I do like nicotine for improving focus and motivation, although it's quite short-lasting (I have nicotine gum), so I don't really consider it "therapeutic."

I'm wondering what you mean when you say you find bupropion too "anti-cholinergic." Obviously, it's a nicotinic ACh antagonist, but what effects does this cause that bother you? I've primarily heard complaints from excessive NE activity with bupropion - ie anxiety, accelerated HR.

Well I like how it makes me feel, no doubt about that! At least in the beginning, I'm not sure I tolerate it as well in the long run. It seems to make me somewhat hypervigilant and emotionally dulled.. I do wonder if this emotional dullness is due to its interaction with 5HT1a, as I seem to react in the opposite way in the beginning of treatment. Just like with every other damn med! I respond in the same way to SSRI's and MAOI's, so 5HT1a autoreceptor downregulation could be the reason why. I'm not sure if I'm better off with or without it moodwise.
What's making it totally unsupportable though is the nicotinic antagonistic properties you mention. I don't notice this at all at 150 mg, at that dose it enhances my cognition, but at 300 mg I'm never as sharp as I am on other noradrenergic drugs. Most noticeable is how it wrecks my short term memory.

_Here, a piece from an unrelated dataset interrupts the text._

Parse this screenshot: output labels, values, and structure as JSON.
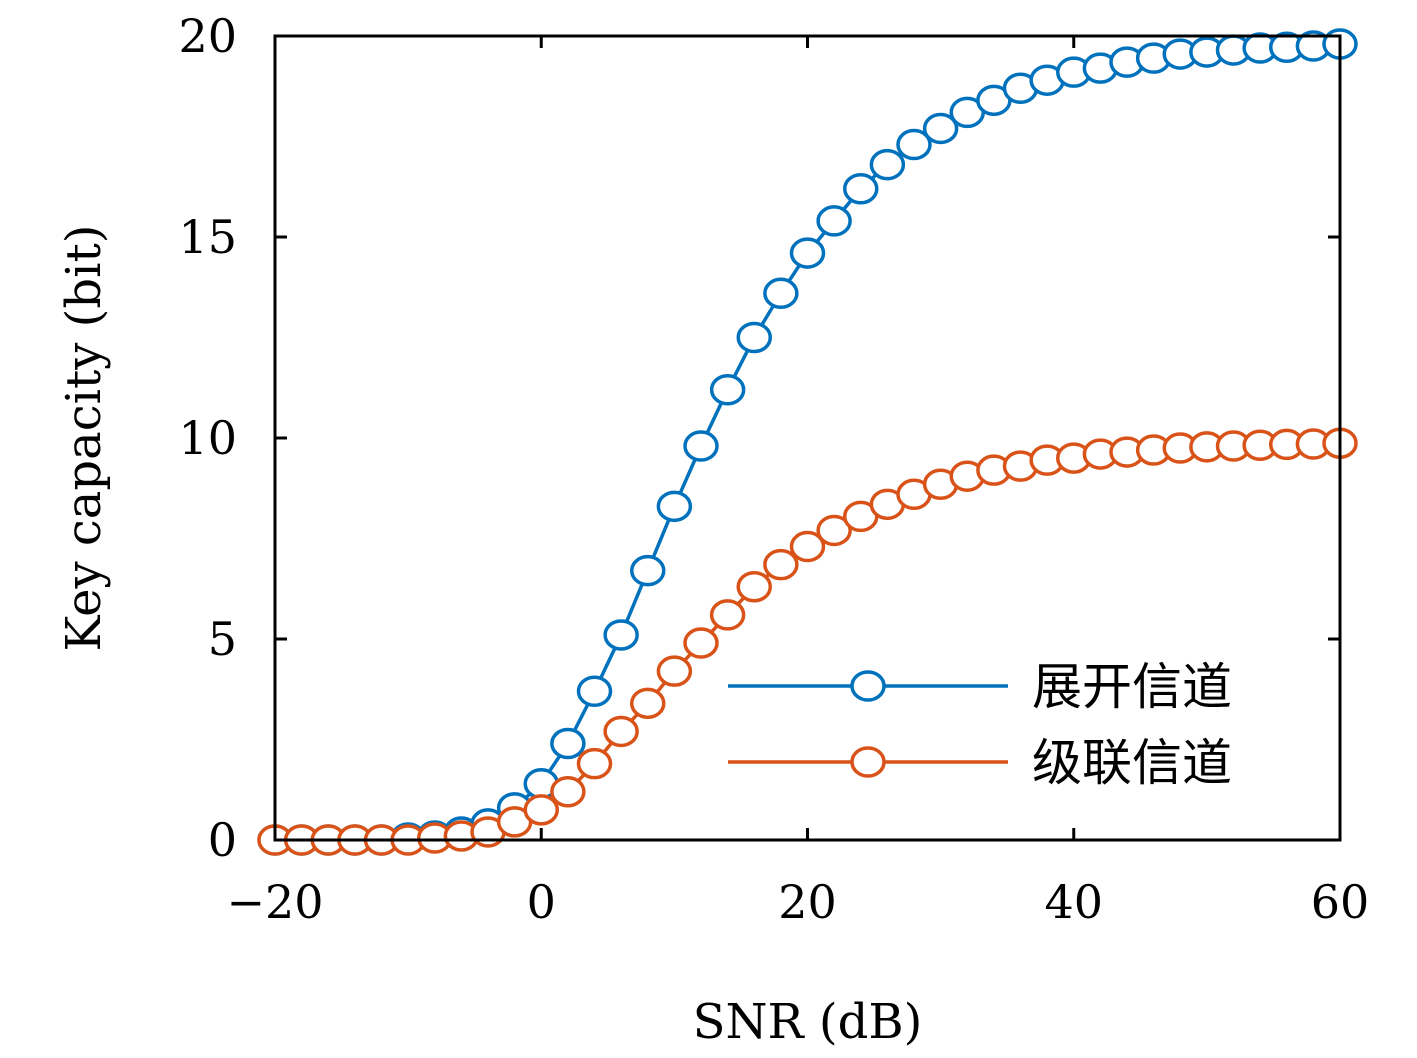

I've tried adding 1,25 mg doses of aripiprazole for two days now but I'll have to stop it as it's giving me akathisia even at this small a dose, just like every other 5HT2c antagonist have done (agomelatine, mirtazapine, risperidone etc).
I really want to see how I respond to 5HT1a agonism though so I'm thinking of trying a low dose of buspirone. Just hope its noradrenergic metabolite won't go badly with Parnate..

I just began experimenting with armodafinil a few weeks ago. I found 75 mg pretty useless (I literally could've fallen asleep just a few hours after dosing), 150 mg pretty strong and vaguely stimulant-like, and I've taken 112.5 mg today and find it useful, although I'll probably stick with 150 mg in the future. I guess it's useful in the sense that it can get rid of my tendency to sleep excessively (9 hours is my average, but I can sleep 11+ if I don't set an alarm). And it mildly improves focus and motivation. I don't know if it makes things more interesting or if I'd consider it "therapeutic," but I'll certainly continue to use it intermittently.

Hm, if you've had the chance to try modafinil, do you find armodafinil is better in any way in terms of efficacity? Or side-effects?

Edited by lourdaud, 04 January 2013 - 07:43 PM.

[nupi]

I believe the hypomania was not 5HT mediated - in any case, I never got it with Escitalopram or Cymbalta. I suspect it could have been a dopaminergic thing but it's hard to know.

I do have mood issues that I wanted to address with 30mg and while mood seems to be more stable now, the real test will be when I get back to work next week. Being in decent mood when you can spend all day doing nothing is not that hard (although without SSRI, that would probably depress me more than anything). Appetite might have increased a bit but I am actually quite satisfied with that as I want to put on another 10 pounds of muscle and I gained mainly lean mass so far (but my diet is adapted to that, as is my training regime - essentially compound exercise HIT).

The motivation part is a bit of an issue but maybe I can cajole my shrink into letting me try MPH next week...

Edited by nupi, 04 January 2013 - 06:58 PM.